Tokyo Sexwale’s Mvelaphanda Holdings has signed a memorandum of understanding giving it access to gold and copper deposits with possible interests later in hotels, airports and mines.
The DRC has abundant resources of gold, silver, diamonds, copper, zinc and uranium, but the country’s mining sector needs rebuilding after the civil war.
Mbeki took care of the political business with a locker-room speech full of spirit-building fire.
”Africa’s renaissance will not be complete until we have succeeded in the DRC,” he told a joint session of the country’s Parliament shortly before flying home.
”We have one more challenge before us: to carry out the plan of action we set for ourselves,” he said of the transitional process set in motion with the Pretoria Agreement of December 2002.
”People of goodwill in the rest of Africa and the entire world are prepared to back you. The Congolese people must take charge of their own liberation. Congo is the standard bearer of the ‘African renaissance’.
”In the coming days we are going to work together to see how we must change the living conditions of both our peoples and fight poverty,” he said.
Mbeki said the Congolese are a hardworking people, but that they don’t derive much benefit from their work. ”I saw people in the streets of Kinshasa. They expect a lot of us.”

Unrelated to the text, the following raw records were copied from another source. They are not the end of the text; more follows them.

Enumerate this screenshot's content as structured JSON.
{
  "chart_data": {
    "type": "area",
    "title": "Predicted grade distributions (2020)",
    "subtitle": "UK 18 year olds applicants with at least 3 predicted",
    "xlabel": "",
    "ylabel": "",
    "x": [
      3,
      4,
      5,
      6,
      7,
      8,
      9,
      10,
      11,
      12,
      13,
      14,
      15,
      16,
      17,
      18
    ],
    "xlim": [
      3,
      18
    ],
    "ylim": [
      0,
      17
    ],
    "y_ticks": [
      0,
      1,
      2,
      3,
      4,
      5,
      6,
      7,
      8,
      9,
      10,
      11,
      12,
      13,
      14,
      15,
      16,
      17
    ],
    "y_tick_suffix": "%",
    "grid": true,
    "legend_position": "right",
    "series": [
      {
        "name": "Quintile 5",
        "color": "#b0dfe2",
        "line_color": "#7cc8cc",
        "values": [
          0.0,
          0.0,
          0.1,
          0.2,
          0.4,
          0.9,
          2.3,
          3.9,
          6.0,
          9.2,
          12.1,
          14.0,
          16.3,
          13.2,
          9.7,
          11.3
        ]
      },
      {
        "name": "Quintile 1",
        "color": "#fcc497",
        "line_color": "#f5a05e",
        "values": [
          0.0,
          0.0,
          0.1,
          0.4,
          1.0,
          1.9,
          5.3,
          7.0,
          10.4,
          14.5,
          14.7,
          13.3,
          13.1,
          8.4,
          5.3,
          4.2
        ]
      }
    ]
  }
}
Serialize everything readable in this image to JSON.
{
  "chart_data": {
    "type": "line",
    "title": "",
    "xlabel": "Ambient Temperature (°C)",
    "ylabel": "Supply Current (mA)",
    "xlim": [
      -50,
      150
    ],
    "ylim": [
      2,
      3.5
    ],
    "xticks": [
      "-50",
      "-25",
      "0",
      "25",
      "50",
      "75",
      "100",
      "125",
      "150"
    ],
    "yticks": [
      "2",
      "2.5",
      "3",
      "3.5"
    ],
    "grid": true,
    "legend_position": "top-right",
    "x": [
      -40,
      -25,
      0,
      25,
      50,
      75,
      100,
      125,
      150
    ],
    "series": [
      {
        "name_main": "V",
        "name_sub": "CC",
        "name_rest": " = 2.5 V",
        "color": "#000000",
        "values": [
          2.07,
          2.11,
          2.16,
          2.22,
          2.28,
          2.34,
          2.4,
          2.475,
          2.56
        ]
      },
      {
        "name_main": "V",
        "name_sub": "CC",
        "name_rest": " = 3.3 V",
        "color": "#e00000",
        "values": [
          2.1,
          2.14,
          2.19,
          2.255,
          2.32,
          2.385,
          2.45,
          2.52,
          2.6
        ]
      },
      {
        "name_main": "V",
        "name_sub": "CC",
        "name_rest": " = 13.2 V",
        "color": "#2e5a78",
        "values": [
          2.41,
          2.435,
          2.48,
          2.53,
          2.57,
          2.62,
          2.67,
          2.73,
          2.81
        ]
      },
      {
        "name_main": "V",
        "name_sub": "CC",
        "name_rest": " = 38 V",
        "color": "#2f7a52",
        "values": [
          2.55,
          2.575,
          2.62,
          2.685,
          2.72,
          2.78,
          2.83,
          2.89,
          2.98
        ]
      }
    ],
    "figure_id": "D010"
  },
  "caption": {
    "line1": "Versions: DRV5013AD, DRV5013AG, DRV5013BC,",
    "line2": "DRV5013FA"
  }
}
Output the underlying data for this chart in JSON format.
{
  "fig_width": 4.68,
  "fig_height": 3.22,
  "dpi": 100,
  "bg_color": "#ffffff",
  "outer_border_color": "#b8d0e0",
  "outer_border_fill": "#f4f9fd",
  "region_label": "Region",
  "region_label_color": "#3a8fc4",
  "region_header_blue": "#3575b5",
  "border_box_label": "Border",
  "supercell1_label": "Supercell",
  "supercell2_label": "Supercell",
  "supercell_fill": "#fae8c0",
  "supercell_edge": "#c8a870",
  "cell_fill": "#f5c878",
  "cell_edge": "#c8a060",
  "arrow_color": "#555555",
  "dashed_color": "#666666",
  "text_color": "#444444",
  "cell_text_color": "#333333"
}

The South African president urged lawmakers to fight ”abuses of power, theft, corruption and oppression” and create conditions that would attract outside investors.
”An elected government will help to equitably distribute DRC’s wealth. What we do henceforth will prove just how serious we are in keeping our promises,” he said.
Former United States ambassador to South Africa William Lacy Swing, who is now the special envoy to the DRC of United Nations Secretary General Kofi Annan, said he was confident elections could be organised within the 2005 timeframe proposed in the peace pact.
”It is possible on a technical level to organise elections in DRC,” said Swing, who also heads the UN mission in DRC known as Monuc.
Organising the elections depends largely on ”the government’s programme and the political will” and was ”less certain on a political level” because of the slow-moving transition process, he said.
”Most of the laws covering the organisation of elections still have to be approved.
”The issues of refugees and displaced persons, the presence of foreign armed groups on Congolese territory and the demobilisation of local armed groups are also obstacles to be overcome to ensure that the elections go off smoothly,” he said.
Last week an international committee monitoring progress in restoring democracy, deplored the tardiness of election preparations.
Kabila thanked the South African people for ”sharing the dream of all Congolese, national reconciliation and territorial integrity”.
He and Mbeki signed an agreement setting up a joint commission to oversee exchanges on defence and security, trade, agriculture, mining, transport and communications.
The chief of staff of the South African army, Siphiwe Nyanda, is on a three-day visit to the DRC with four South African generals visiting bases where thousands of former rebels from Burundi, Rwanda and Uganda have been housed as they await repatriation.